The Expulsion of the Jews of Spain
Graham Noble examines the origins and traces the consequences of the notorious Edict of 1492.
A discussion of anti-Semitism in the Middle Ages inevitably raises spectres from Europe’s more recent past. Can we ever talk of Jewish ghettos, forced expulsions and badges of identification without remembering the terrible use to which they were put in the twentieth century? My intention here is to examine one event from the late medieval period, the expulsion of the Jews of Spain in 1492, and to look at its origins, its scale and its impact. Cruel and prejudicial though it was, should this occurrence be regarded as an early step along, what has been called, a ‘twisted road to Auschwitz’?
The Edict of Expulsion
We order all Jews and Jewesses of whatever age they may be, who live, reside, and exist in our said kingdoms and lordships … that by the end of the month of July next of the present year, they depart from all of these our said realms.

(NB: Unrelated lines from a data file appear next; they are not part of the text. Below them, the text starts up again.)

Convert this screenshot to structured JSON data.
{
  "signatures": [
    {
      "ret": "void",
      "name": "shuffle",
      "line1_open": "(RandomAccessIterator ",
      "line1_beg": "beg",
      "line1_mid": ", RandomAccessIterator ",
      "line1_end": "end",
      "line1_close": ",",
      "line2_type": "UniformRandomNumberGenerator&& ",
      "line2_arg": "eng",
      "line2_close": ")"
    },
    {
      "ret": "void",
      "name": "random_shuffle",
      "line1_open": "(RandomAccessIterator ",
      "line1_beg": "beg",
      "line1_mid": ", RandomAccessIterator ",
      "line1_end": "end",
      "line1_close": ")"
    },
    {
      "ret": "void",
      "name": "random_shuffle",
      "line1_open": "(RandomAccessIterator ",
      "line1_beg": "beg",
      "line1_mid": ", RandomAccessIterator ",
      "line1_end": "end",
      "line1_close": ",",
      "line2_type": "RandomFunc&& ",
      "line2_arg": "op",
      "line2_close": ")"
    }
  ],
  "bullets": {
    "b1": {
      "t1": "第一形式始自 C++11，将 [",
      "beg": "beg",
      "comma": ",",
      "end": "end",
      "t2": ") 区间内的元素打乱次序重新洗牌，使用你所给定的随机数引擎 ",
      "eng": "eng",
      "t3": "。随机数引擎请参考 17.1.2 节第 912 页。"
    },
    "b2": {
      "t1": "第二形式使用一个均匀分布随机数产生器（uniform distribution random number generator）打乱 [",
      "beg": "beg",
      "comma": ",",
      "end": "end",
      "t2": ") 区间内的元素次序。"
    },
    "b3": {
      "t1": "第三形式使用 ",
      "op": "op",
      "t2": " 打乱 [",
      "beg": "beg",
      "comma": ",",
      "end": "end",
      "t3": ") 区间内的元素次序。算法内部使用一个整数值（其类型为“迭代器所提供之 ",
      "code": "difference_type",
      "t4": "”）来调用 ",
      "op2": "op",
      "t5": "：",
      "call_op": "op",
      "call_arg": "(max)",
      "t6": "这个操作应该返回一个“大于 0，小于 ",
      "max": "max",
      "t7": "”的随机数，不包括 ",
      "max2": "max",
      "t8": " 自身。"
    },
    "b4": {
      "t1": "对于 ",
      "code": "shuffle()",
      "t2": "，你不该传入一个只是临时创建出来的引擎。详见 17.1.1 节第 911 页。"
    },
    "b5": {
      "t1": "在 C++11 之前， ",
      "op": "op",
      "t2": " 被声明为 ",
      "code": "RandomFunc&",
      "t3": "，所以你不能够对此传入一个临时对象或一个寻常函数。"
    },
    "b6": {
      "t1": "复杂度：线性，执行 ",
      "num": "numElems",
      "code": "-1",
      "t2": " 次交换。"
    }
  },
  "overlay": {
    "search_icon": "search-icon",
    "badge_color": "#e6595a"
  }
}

These were the words from 1492 of the monarchs of Spain, Ferdinand and Isabella, announcing the beginning of a new policy aimed at the complete destruction of Spanish Judaism. The terms of the edict were unbending: Jews in Aragon and Castile were given four months to accept Christian baptism or leave the country. Those who chose exile were allowed to sell their possessions, once outstanding debts had been cleared, but could not take with them either silver or gold. It set in train a sorry exodus of so-called Sephardic (or Spanish) Jews, who were commonly robbed, cheated and despised as they made their long journeys towards sanctuary.